CompositionThe new law leaves counties much less discretion when it comes to board composition, prescribing the following:

  • At least one member who is a current county commissioner.
  • The chair of the LME’s Consumer and Family Advisory Committee (CFAC) or he chair’s designee.
  • At least one family member of the CFAC, as recommended by the CFAC, representing the interests of individuals with mental illness, in recovery from addiction, or with intellectual or other developmental disabilities.
  • At least one openly declared consumer member of the CFAC, as recommended by the CFAC, representing the interests of individuals with mental illness, in recovery from addiction, or with intellectual or other developmental disabilities.  (The appointment of consumer and family members as  set forth in items 2 through 4 must provide for at least one member representing each of the three disability groups: mental health, intellectual or other developmental disabilities, and addiction.)
  • An individual with health care expertise and experience in the fields of mental health, intellectual or other developmental disabilities, or substance abuse services.
  • An individual with health care administration expertise consistent with the scale and nature of the managed care organization.
  • An individual with financial expertise consistent with the scale and nature of the managed care organization.
  • An individual with insurance expertise consistent with the scale and nature of the managed care organization
  • An individual with social services expertise and experience in the fields of mental health, intellectual or other developmental disabilities, or substance abuse services.
  • An attorney with health care expertise.
  • A member who represents the general public and who is not employed by or affiliated with the Department of Health and Human Services, as appointed by the Secretary of HHS.
  • The president of the LME’s Provider Council or the president’s designee to serve as a nonvoting member and who shall participate only in open meetings.
  • An administrator of a hospital providing mental health, developmental disabilities, and substance abuse emergency services to serve as a nonvoting member and who shall participate only in open meetings.
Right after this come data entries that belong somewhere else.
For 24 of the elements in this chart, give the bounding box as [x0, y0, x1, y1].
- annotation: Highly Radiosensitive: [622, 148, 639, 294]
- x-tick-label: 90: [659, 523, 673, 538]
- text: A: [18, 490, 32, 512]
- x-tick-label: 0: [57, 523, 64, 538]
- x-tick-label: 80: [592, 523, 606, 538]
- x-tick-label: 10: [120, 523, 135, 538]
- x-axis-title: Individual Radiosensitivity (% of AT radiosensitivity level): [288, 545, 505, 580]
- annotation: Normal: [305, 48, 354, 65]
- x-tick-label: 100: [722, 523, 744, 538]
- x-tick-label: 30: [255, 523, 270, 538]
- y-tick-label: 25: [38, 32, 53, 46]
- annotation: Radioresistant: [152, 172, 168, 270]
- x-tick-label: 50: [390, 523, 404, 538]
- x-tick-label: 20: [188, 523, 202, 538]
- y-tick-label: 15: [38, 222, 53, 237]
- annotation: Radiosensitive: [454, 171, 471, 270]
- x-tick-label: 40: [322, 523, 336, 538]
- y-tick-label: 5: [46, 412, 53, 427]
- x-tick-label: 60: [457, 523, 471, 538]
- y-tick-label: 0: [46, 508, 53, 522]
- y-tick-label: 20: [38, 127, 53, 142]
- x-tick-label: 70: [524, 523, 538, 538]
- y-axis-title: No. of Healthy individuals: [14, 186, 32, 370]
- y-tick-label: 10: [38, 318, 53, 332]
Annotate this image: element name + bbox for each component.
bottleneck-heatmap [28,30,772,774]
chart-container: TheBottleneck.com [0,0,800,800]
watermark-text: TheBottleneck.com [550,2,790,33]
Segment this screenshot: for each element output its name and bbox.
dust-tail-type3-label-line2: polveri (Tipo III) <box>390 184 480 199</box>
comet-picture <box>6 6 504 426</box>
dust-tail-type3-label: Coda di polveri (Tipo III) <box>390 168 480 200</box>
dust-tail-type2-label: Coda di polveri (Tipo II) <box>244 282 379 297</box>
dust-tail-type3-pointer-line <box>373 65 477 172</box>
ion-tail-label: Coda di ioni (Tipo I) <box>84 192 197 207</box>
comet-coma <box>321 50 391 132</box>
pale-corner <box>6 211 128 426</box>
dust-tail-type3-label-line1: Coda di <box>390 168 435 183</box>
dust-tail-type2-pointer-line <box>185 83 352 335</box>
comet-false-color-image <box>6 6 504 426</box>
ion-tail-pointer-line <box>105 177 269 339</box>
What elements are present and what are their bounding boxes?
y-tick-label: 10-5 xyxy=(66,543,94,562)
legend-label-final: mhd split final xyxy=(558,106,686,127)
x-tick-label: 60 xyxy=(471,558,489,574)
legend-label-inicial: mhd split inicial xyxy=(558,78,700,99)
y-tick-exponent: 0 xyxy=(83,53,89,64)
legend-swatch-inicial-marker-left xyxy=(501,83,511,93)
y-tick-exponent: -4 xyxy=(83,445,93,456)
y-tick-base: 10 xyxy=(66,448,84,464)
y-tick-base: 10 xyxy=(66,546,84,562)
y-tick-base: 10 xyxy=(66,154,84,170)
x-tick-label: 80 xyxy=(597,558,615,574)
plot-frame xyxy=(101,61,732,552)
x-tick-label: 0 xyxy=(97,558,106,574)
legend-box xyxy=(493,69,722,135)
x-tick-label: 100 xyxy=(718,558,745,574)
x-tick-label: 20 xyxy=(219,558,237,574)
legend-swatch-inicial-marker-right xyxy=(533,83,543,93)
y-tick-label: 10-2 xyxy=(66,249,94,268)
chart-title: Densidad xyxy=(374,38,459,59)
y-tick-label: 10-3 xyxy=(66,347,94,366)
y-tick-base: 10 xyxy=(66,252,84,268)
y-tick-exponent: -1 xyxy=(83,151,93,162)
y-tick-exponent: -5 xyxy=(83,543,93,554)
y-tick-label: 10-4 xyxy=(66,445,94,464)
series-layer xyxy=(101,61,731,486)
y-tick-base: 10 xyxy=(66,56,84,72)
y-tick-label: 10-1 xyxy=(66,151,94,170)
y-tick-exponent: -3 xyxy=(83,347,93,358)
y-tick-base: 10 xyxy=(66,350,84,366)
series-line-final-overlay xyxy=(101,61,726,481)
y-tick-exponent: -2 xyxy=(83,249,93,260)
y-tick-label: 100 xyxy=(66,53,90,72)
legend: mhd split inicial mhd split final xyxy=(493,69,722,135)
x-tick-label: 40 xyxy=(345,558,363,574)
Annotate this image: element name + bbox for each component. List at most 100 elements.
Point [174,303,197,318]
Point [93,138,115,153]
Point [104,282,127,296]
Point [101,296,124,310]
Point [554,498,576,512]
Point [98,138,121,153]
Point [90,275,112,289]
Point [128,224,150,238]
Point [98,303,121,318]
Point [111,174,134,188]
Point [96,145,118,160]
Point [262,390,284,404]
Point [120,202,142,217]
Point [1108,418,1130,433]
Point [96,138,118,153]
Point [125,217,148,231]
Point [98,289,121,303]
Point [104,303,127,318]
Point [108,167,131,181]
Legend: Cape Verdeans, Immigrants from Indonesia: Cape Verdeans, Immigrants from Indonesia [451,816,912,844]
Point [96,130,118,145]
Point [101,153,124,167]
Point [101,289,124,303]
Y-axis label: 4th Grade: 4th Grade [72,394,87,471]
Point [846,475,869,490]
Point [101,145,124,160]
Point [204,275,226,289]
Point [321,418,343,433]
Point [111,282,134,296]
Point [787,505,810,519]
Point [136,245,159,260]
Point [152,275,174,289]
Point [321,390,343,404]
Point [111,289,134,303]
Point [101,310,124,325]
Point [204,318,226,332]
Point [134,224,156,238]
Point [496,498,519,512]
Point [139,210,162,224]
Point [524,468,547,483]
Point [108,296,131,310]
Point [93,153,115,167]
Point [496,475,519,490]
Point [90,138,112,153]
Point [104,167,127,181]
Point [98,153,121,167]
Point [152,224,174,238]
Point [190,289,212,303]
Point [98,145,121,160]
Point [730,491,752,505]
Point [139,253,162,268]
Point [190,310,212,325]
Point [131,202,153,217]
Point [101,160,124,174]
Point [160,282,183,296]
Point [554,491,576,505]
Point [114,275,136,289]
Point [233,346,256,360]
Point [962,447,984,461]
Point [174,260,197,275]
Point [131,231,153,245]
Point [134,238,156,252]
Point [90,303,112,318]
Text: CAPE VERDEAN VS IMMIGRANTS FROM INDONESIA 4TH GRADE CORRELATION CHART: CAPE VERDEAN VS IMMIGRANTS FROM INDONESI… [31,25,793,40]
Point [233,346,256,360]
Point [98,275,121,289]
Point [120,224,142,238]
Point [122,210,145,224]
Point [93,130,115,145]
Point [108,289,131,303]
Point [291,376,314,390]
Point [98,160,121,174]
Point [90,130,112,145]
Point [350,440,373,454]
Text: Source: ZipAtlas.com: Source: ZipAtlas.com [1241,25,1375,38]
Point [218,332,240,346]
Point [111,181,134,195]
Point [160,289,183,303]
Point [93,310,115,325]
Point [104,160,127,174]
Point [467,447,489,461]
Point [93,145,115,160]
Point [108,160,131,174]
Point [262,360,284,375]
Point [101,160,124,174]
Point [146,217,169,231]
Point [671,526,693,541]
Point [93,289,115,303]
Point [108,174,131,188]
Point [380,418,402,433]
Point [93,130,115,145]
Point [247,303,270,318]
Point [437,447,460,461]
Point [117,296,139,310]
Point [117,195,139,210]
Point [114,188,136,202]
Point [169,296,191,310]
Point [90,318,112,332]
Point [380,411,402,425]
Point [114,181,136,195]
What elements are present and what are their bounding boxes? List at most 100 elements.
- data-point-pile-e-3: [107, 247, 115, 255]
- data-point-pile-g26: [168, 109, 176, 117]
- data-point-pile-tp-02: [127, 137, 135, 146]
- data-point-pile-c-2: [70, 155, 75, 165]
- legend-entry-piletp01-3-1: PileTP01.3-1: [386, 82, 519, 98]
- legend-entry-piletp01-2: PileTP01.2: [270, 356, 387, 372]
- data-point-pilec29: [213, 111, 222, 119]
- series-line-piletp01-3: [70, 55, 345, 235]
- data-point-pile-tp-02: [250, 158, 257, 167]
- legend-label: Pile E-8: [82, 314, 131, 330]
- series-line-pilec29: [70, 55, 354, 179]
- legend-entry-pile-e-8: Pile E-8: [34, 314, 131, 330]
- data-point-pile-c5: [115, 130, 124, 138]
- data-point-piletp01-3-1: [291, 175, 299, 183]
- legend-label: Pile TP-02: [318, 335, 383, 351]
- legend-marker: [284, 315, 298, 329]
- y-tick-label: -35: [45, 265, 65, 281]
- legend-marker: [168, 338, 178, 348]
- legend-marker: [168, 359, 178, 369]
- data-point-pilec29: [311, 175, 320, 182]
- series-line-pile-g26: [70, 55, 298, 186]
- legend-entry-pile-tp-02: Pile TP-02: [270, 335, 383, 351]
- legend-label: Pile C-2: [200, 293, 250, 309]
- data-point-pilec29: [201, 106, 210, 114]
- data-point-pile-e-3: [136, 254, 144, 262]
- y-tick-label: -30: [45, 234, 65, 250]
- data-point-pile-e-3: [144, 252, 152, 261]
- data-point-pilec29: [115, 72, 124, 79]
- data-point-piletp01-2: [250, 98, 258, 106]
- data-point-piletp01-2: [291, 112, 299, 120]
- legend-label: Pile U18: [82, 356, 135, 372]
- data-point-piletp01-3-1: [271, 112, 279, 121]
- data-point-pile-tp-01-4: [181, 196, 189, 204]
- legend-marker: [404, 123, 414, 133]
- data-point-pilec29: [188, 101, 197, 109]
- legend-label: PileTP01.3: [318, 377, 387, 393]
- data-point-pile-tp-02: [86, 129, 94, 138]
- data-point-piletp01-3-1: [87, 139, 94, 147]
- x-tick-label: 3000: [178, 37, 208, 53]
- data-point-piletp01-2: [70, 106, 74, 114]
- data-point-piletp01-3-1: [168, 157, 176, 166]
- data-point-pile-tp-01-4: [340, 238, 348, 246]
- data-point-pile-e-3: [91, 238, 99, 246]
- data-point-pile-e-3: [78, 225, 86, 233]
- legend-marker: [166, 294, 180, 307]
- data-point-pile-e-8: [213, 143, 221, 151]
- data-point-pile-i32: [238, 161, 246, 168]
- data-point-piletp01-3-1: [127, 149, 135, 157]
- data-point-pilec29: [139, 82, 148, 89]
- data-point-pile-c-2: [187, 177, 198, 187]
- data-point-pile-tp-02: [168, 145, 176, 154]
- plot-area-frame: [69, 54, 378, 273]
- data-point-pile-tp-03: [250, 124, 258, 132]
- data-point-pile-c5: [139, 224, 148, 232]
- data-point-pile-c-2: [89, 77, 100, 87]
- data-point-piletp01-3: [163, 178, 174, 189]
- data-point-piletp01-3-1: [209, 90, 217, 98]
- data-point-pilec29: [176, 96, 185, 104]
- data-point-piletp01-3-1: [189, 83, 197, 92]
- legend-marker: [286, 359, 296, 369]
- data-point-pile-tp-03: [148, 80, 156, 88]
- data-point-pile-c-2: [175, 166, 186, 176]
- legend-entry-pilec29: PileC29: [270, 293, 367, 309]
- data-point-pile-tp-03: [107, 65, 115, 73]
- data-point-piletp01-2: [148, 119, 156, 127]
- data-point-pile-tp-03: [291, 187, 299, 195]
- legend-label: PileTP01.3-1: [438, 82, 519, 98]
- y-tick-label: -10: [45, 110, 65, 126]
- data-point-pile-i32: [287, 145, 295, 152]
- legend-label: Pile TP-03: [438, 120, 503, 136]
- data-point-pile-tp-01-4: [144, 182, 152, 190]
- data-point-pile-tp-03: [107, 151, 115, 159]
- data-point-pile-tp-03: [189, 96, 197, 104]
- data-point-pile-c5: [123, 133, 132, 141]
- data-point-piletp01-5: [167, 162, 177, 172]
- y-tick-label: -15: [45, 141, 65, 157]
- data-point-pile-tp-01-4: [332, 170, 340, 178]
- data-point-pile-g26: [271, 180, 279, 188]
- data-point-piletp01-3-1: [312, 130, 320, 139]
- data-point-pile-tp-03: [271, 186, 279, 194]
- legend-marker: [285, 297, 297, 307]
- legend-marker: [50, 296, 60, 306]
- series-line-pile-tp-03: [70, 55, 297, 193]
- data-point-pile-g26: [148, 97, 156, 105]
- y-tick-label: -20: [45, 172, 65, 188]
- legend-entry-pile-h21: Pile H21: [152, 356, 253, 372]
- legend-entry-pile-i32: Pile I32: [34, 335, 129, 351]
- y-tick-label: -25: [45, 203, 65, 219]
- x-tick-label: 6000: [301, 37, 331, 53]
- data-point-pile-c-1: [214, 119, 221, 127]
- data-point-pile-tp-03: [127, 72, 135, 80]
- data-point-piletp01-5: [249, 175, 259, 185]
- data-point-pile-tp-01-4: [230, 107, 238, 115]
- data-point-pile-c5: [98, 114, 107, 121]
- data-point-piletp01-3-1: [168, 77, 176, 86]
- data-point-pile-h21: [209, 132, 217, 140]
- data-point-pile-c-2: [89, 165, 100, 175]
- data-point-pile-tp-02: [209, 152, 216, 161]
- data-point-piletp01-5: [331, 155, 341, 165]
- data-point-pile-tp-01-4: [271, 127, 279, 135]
While the board must include representation from all of the categories identified above, it is possible for one board member to fill multiple roles. (G.S. 122C-118.1(c)).

LME boards must meet these compositional requirements by October 1, 2013, and if the boards of county commissioners responsible for board appointments do not comply, the Secretary of Health and Human Services must appoint the unrepresented categories.  There is, however, one important exception.  Boards of county commissioners within a multicounty area with a catchment area population of 1,250,000 or more may depart from the compositional requirements of the new law if each county board unanimously adopts a resolution to that effect and receives written approval of the Secretary by January 1, 2013.